Page last updated at 17:26 GMT, Tuesday, 9 June 2009 18:26 UK

Gabon appoints interim president

The late President Omar Bongo of Gabon
Omar Bongo was one of the last of the so-called African big men

The head of Gabon's Senate, Francine Rogombe, is to be sworn in as interim head of state on Wednesday, the Constitutional Court has announced.

She will fill the vacuum left by the death of Omar Bongo, Africa's longest-serving leader, until polls are held.

Earlier, Mr Bongo's son - Defence Minister Ali-Ben Bongo - appealed for calm following his father's death.

Access to the internet in the oil-rich nation has been cut since Sunday, and TV has been playing religious music.

The decision from the Constitutional Court came after an emergency government meeting.

"We want the friends of Gabon to know that the country is functioning smoothly despite the president's absence," government spokesman Renee Ndemezo'o Obiang said.

In a written statement on Monday, Prime Minister Jean Eyeghe Ndong announced the 73-year-old veteran leader had died of a heart attack, hours after saying Mr Bongo was alive and well.

Tight security

It emerged in May that the president, who had led Gabon since 1967, was being treated in a Spanish clinic, amid unconfirmed reports he had cancer.

Led Gabon for 42 years
Kept close economic and political ties with France
Oil money means Gabon officially one of richest countries in Africa
His son is defence minister
His daughter was his chief of staff
He denied corruption charges in French courts
Introduced multi-party elections in 1993 - opposition complained they were not fair

The late president's body is due to arrive back in the country on Thursday - no date has been set for the funeral.

Under the constitution, Ms Rogombe, an ally of Mr Bongo, must organise elections within 45 days.

Observers say the ruling Gabonese Democratic Party (PDG) has been deciding who should succeed him, with his 50-year-old son a leading contender.

The BBC's Linel Kwatsi, in the capital Libreville, says security is tight and there is genuine mourning over Mr Bongo's death as, for many Gabonese, he was the only leader they ever knew.

Many civilians have been buying staple commodities, especially food, in case a curfew is declared, adds our correspondent.

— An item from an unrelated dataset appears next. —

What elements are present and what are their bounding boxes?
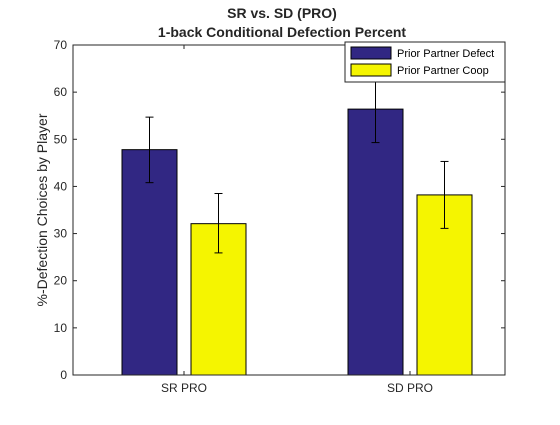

The city's mayor has banned large gatherings and ordered nightclubs and bars to close, while security forces are on patrol.

Embezzlement probe

Gabon under Mr Bongo has maintained close economic and political ties to France, the former colonial power. France has around 1,000 troops stationed in Libreville.

Oil earnings mean that Gabon is officially one of Africa's richest states but analysts say the political elite has kept most of the money for themselves. Most of the country's 1.4 million people live in poverty.

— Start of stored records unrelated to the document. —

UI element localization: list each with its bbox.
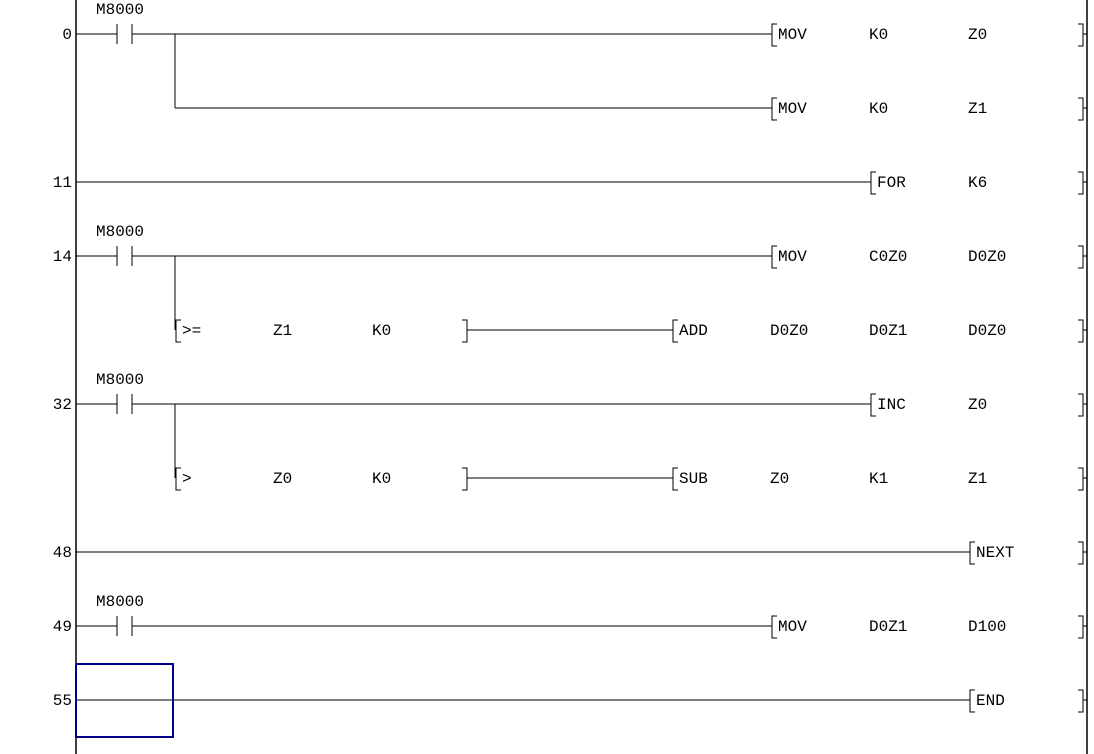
instruction-close-bracket (1078, 615, 1084, 639)
instruction-mnemonic[interactable]: INC (877, 396, 906, 414)
step-number: 32 (53, 396, 72, 414)
instruction-operand[interactable]: Z0 (968, 396, 987, 414)
instruction-operand[interactable]: K1 (869, 470, 888, 488)
instruction-operand[interactable]: D0Z0 (770, 322, 808, 340)
instruction-mnemonic[interactable]: FOR (877, 174, 906, 192)
instruction-mnemonic[interactable]: ADD (679, 322, 708, 340)
compare-open-bracket (175, 467, 181, 491)
instruction-open-bracket (969, 541, 975, 565)
instruction-operand[interactable]: Z0 (968, 26, 987, 44)
edit-cursor[interactable] (75, 663, 174, 738)
compare-operand[interactable]: Z1 (273, 322, 292, 340)
instruction-close-bracket (1078, 319, 1084, 343)
instruction-open-bracket (771, 245, 777, 269)
instruction-operand[interactable]: K6 (968, 174, 987, 192)
instruction-close-bracket (1078, 467, 1084, 491)
instruction-open-bracket (771, 97, 777, 121)
instruction-close-bracket (1078, 689, 1084, 713)
contact-device-label[interactable]: M8000 (96, 1, 144, 19)
instruction-operand[interactable]: D0Z0 (968, 248, 1006, 266)
instruction-mnemonic[interactable]: MOV (778, 248, 807, 266)
instruction-mnemonic[interactable]: MOV (778, 26, 807, 44)
instruction-close-bracket (1078, 97, 1084, 121)
instruction-operand[interactable]: D0Z0 (968, 322, 1006, 340)
contact-device-label[interactable]: M8000 (96, 593, 144, 611)
step-number: 48 (53, 544, 72, 562)
instruction-operand[interactable]: K0 (869, 100, 888, 118)
compare-operand[interactable]: K0 (372, 322, 391, 340)
instruction-open-bracket (969, 689, 975, 713)
instruction-close-bracket (1078, 171, 1084, 195)
instruction-open-bracket (672, 467, 678, 491)
instruction-operand[interactable]: C0Z0 (869, 248, 907, 266)
step-number: 49 (53, 618, 72, 636)
instruction-mnemonic[interactable]: SUB (679, 470, 708, 488)
step-number: 14 (53, 248, 72, 266)
instruction-mnemonic[interactable]: END (976, 692, 1005, 710)
step-number: 0 (62, 26, 72, 44)
instruction-open-bracket (672, 319, 678, 343)
instruction-open-bracket (870, 171, 876, 195)
contact-device-label[interactable]: M8000 (96, 223, 144, 241)
compare-operator[interactable]: > (182, 470, 192, 488)
instruction-close-bracket (1078, 245, 1084, 269)
instruction-mnemonic[interactable]: NEXT (976, 544, 1014, 562)
step-number: 55 (53, 692, 72, 710)
instruction-operand[interactable]: Z1 (968, 100, 987, 118)
instruction-operand[interactable]: D100 (968, 618, 1006, 636)
instruction-close-bracket (1078, 23, 1084, 47)
instruction-open-bracket (870, 393, 876, 417)
compare-operand[interactable]: K0 (372, 470, 391, 488)
instruction-open-bracket (771, 23, 777, 47)
instruction-close-bracket (1078, 393, 1084, 417)
instruction-mnemonic[interactable]: MOV (778, 618, 807, 636)
compare-operator[interactable]: >= (182, 322, 201, 340)
instruction-mnemonic[interactable]: MOV (778, 100, 807, 118)
contact-device-label[interactable]: M8000 (96, 371, 144, 389)
compare-open-bracket (175, 319, 181, 343)
instruction-open-bracket (771, 615, 777, 639)
compare-close-bracket (462, 467, 468, 491)
instruction-operand[interactable]: D0Z1 (869, 322, 907, 340)
instruction-operand[interactable]: K0 (869, 26, 888, 44)
step-number: 11 (53, 174, 72, 192)
instruction-operand[interactable]: D0Z1 (869, 618, 907, 636)
compare-close-bracket (462, 319, 468, 343)
instruction-close-bracket (1078, 541, 1084, 565)
instruction-operand[interactable]: Z1 (968, 470, 987, 488)
instruction-operand[interactable]: Z0 (770, 470, 789, 488)
compare-operand[interactable]: Z0 (273, 470, 292, 488)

Mr Bongo was one of three African leaders being investigated for alleged embezzlement by a French judge. The others are Denis Sassou-Nguesso of the Republic of Congo and Teodoro Obiang Nguema of Equatorial Guinea.

It is alleged that the properties owned by Mr Bongo's family in France could not have been purchased with official salaries alone. Mr Bongo denied any wrongdoing.